Courage And Relational Intelligence

By Lars Richter

December 9, 2020

Dear reader,
this is one of my last blogs for 2020.
It is time for me to go inward, reflect and integrate my inner and outer worlds. I will write on that shortly.
I do hope I can inspire you to reflect, act, and develop courage and relational intelligence in all of your relationships.
Our ancestors created and kept culture through telling stories, not theories or beliefs. They taught us to talk about people, about feelings and learnings, not cases or judgements.
There are only a few things I learned from my grandmother, who died last week. I wouldn’t be here without her. Thank you Oma. She encouraged me to live life, to love, to be who I am and do what I need to do. She did it in her way, rather passive and without words. I honour her life, sadly, without knowing much about her.
I was lucky to meet my Great Grandparents too. I grew up listening to their stories and receiving lots of mixed messages but also support and love. I had to find my way through an emotionally challenged and often emotionally constipated family. Everyone is doing the best they can, influenced by the politics of the time including WW 2 and the new beginnings after 1945.
I remember my ancestors today, some very social, they loved to connect with people sharing joyous moments
Others struggle(d) with depression. I remember family gatherings. Uncles and aunties, grandmothers and fathers, cousins and nephews all around one long table in a remote village restaurant in East Germany.

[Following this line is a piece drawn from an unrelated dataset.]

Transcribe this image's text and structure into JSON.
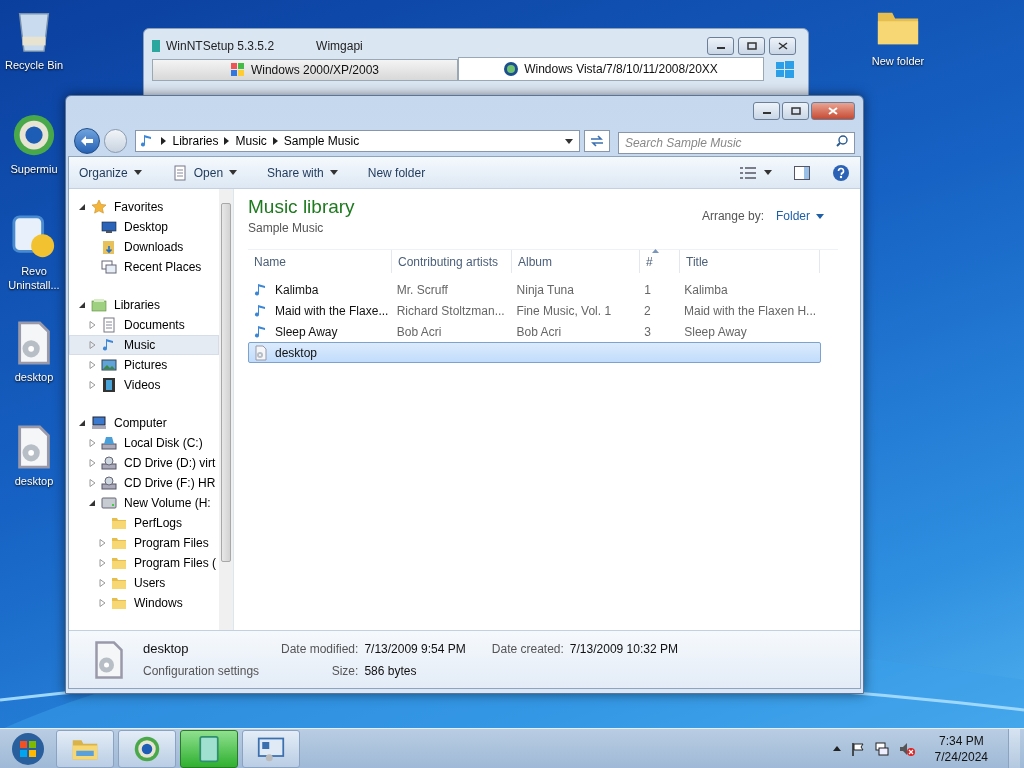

Gatherings of four generations telling stories, relating on many levels…
Some elders saw things in me that I did not yet see in myself. They believed in me and inspired confidence when I had only little.
They were my teachers, helping counteract the present critical voice (my mum’s) that lived in my head and filled my sense of self. Later I was grateful to welcome great mentors and friends into my life. They reflected a kinder and more capable and creative version of myself. The fertile soil for growing into the best version of myself. My relationships with many very different humans made me who I am today in my life. I am grateful to everyone who walked that path with me thus far. Let’s keep co-creating and conspiring.
I always ask (myself): who was there for you? It brings me back to gratitude and compassion.
It is a powerful question I also use when people tell me about major difficulties in their lives. Did anybody step in? Was there a person who saw you, and who affirmed you? What effect did this have on your life?
Do they know what you feel for them? It is a good time of year to reach out with gratitude and love.
The strongest and most resilient thing we have when life is tough are our relationships. Are you able to turn your experiences into a resource rather than a burden?
Being present to yourself is one thing. And the presence of caring people, brothers and sisters; the teacher, coach, neighbour, or family friend is pure gold in life. You choose how you hold every experience of your life in your heart. Every experience is reality manifesting itself in the moment. The present moment can lead to everything.
Our relationships keep us connected to ourselves and to each other.
We are continuing to see massive changes, uncertainty and loss. These are circumstances that even the most resilient, well-resourced people find difficult. I can’t repeat it often enough: Reach out. Don’t wait for tomorrow …
And do not blindly believe the mainstream narrative. It is not supporting your health and well-being.
It can be as simple as a phone call or a letter. Yes, write a letter…. It is an act of letting go and respect. We all experience the world in a different way… …so what’s going on in your world?